Focusing on being in an all-female band is as relevant today as it ever was. To give an example: how many all-female bands can you name off the top of your heads that are not manufactured pop bands? Which female musicians can really make music on their own terms including creation, production and image?

Enamel tags, by Paula (2020)

In the future we want to encourage solidarity and give a platform to female musicians to discuss and share experiences and stories to educate and highlight the issues that are usually accepted as natural. Throughout history and today, women, young and old want equality, freedom to creative expression and real social change. This inter-generational conversation must continue and we must organise together and understand our rights to freedom from oppression.

“Respect for each other’s musical opinions and outlooks, not just music, everything. Just respect and communication. We have got an open and honest relationship with each other. Like a second family. I think one of the main things is that we allow everyone to give a lot of input. I think that is one of the main reasons that we got together and why we stayed together.” – Decode magazine, interview by Tara Molloy c. 2001 – ‘Rebel Moozic’

Where are we now?


I am a married lady and mother of two, running my own stretch tent hire company. I have continued my love of music, playing accordion in the band The Glitzybaghags; tea-chest in Chasing Whiskey; and drums in Bristol band Shoun Shoun. I am also currently studying to become a Music Therapist at Bristol UWE.

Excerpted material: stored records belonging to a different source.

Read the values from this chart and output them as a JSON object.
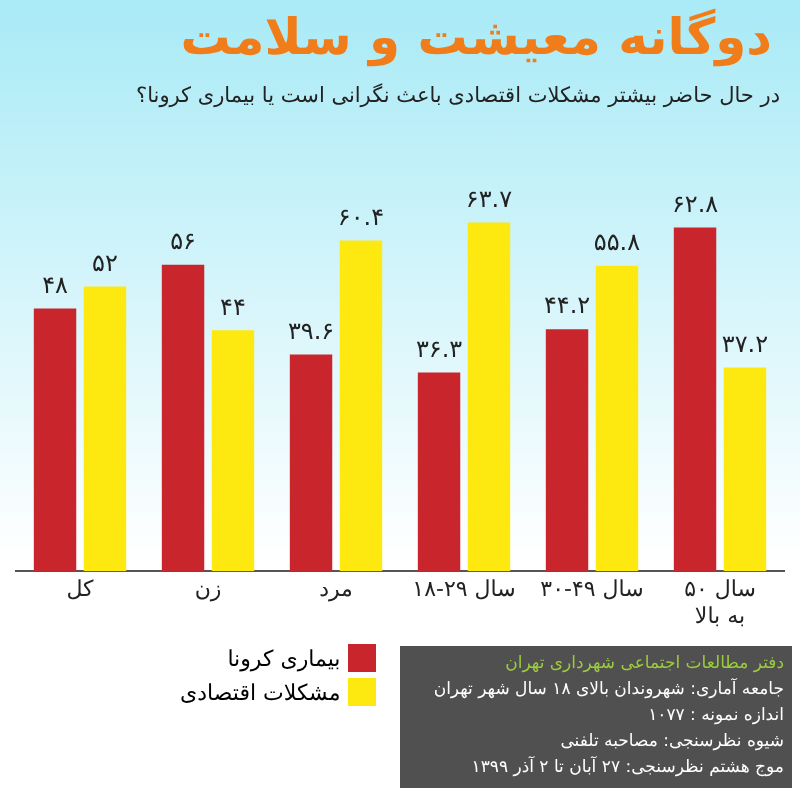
{
  "chart_data": {
    "type": "bar",
    "title": "دوگانه معیشت و سلامت",
    "subtitle": "در حال حاضر بیشتر مشکلات اقتصادی باعث نگرانی است یا بیماری کرونا؟",
    "categories": [
      "کل",
      "زن",
      "مرد",
      "۱۸-۲۹ سال",
      "۳۰-۴۹ سال",
      "۵۰ سال به بالا"
    ],
    "series": [
      {
        "name": "بیماری کرونا",
        "color": "#c8262c",
        "values": [
          48,
          56,
          39.6,
          36.3,
          44.2,
          62.8
        ],
        "value_labels": [
          "۴۸",
          "۵۶",
          "۳۹.۶",
          "۳۶.۳",
          "۴۴.۲",
          "۶۲.۸"
        ]
      },
      {
        "name": "مشکلات اقتصادی",
        "color": "#fde910",
        "values": [
          52,
          44,
          60.4,
          63.7,
          55.8,
          37.2
        ],
        "value_labels": [
          "۵۲",
          "۴۴",
          "۶۰.۴",
          "۶۳.۷",
          "۵۵.۸",
          "۳۷.۲"
        ]
      }
    ],
    "legend": "bottom left",
    "grid": false,
    "annotations": [
      "دفتر مطالعات اجتماعی شهرداری تهران",
      "جامعه آماری: شهروندان بالای ۱۸ سال شهر تهران",
      "اندازه نمونه : ۱۰۷۷",
      "شیوه نظرسنجی: مصاحبه تلفنی",
      "موج هشتم نظرسنجی: ۲۷ آبان تا ۲ آذر ۱۳۹۹"
    ]
  }
}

I continue to write songs and have a passion for singing, performing and writing music, including my project with the Wildtracks, signed to the independent label motto motto. I work in my sound studio in Hackney, London, working on art, music and film projects. I also teach as an associate lecturer in London. I am a dedicated advocate of the arts and its value in education and society. I am passionate about women’s rights, social justice and equality.


I am currently a specialist mentor at a university, supporting students with a range of needs around neurodiversity, disability, and mental health. I am a mother of one. I love creating, including music, and apply creative thinking throughout my life and work. I have a keen interest in positive psychology and the science of nature, particularly how nature can help our wellbeing.


I have evolved my experience of being a songwriter and performer into an academic journey. I am a performance scientist and Principal of a Brighton music college. I also programme-manage an MA in Music Entrepreneurship.